Sie spielen mit Ihrer Frage auf § 1314 Abs. 2 Nr. 3 BGB an, wonach eine Ehe aufgehoben werden kann, wenn ein Ehegatte zur Eingehung der Ehe durch arglistige Täuschung über solche Umstände bestimmt worden ist, die ihn bei Kenntnis der Sachlage und bei richtiger Würdigung des Wesens der Ehe von der Eingehung der Ehe abgehalten hätten.

Sollte es tatsächlich zutreffen, dass Ihr Mann Sie, wie von ihm behauptet, nicht etwa aus Liebe, sondern zum Zweck eines einfacheren Umgangs mit dem gemeinsamen Kind geheiratet hat, dann dürfte der Tatbestand des § 1314 Abs. 2 Nr. 3 BGB wohl erfüllt sein. Das Problem ist jedoch der Nachweis, dass Ihr Mann Sie insoweit tatsächlich arglistig getäuscht hat.

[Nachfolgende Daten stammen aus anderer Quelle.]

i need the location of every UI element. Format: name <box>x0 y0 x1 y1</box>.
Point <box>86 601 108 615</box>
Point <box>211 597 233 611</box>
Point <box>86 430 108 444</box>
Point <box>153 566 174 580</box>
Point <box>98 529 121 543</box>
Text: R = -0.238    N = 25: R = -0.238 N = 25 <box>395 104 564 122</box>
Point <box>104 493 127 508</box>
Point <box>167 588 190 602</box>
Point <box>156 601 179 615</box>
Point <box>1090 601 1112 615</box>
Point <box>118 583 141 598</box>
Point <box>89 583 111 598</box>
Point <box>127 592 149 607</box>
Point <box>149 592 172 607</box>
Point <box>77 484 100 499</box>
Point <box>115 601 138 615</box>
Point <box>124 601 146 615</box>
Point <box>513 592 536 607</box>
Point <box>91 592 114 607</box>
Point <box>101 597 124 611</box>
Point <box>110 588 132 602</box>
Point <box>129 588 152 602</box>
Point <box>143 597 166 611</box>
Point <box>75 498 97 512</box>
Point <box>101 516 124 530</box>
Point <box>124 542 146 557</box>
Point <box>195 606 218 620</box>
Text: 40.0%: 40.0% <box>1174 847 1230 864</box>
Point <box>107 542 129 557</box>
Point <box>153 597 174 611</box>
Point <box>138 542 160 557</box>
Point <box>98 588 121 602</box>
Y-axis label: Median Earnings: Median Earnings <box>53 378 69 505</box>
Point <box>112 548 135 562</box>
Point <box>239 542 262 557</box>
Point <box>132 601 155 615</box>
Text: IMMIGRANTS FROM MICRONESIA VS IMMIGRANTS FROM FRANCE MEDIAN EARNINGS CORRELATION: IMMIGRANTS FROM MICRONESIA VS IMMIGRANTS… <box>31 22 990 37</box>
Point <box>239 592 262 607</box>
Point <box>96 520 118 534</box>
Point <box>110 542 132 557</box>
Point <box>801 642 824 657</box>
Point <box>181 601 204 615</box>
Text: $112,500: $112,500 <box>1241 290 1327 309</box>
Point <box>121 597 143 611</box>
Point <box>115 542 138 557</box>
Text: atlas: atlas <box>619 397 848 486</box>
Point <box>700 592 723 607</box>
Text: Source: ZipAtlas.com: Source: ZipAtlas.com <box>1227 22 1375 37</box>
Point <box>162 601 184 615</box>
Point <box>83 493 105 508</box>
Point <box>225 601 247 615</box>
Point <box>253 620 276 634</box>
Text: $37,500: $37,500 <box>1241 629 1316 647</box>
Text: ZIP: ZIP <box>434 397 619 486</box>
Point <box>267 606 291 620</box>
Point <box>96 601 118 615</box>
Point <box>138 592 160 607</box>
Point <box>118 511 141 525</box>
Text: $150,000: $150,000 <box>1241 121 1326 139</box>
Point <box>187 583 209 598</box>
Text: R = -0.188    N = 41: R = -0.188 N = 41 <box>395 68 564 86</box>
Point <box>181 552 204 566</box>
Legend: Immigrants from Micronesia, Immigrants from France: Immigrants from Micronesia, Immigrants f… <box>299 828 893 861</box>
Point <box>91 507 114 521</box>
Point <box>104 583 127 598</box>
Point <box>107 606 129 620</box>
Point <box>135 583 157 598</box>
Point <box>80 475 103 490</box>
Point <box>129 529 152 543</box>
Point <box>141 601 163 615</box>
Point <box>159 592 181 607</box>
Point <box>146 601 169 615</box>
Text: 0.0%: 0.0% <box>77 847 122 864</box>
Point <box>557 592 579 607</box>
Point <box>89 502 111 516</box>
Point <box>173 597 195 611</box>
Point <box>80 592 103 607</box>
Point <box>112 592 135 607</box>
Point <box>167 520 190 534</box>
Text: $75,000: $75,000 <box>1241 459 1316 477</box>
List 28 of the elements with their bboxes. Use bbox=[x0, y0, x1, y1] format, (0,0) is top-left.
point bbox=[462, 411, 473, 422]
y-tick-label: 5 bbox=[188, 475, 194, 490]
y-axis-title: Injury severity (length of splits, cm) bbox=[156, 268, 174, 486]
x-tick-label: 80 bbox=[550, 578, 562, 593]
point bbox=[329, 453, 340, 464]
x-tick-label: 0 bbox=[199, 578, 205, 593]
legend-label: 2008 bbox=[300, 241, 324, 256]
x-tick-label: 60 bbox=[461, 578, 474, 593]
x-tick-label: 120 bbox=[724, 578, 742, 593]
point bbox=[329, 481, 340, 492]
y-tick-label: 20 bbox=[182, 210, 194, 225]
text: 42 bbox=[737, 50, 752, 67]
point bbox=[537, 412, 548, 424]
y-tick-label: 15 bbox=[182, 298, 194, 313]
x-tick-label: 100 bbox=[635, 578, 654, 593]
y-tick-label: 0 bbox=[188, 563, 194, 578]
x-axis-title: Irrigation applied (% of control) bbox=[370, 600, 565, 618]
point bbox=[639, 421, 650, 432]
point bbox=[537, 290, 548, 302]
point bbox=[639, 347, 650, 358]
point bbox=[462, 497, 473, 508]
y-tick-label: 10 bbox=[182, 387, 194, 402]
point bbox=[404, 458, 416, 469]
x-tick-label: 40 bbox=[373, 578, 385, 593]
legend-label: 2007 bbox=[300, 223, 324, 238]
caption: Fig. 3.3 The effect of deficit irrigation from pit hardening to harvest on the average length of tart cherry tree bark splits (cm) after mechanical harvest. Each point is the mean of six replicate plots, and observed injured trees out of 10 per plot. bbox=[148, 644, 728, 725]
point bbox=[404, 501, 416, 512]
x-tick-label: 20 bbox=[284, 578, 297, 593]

Der Umstand, dass er vor Ihrer Hochzeit ein Verhältnis mit einer anderen Frau hatte, schließt eine Heirat aus Liebe nicht zwingend aus. Es dürfte Ihnen daher schwer fallen, Ihrem Mann eine vorsätzliche Täuschung nachzuweisen. Um kein unnötiges Kostenrisiko einzugehen, sollten Sie daher lieber eine Scheidung der Ehe anstreben, die Ihnen möglicherweise im Hinblick auf Unterhaltsansprüche sowieso eher zupass käme.

Ich hoffe, ich konnte Ihnen weiterhelfen, und verbleibe

mit freundlichen Grüßen
Jana Laurentius
(Rechtsanwältin)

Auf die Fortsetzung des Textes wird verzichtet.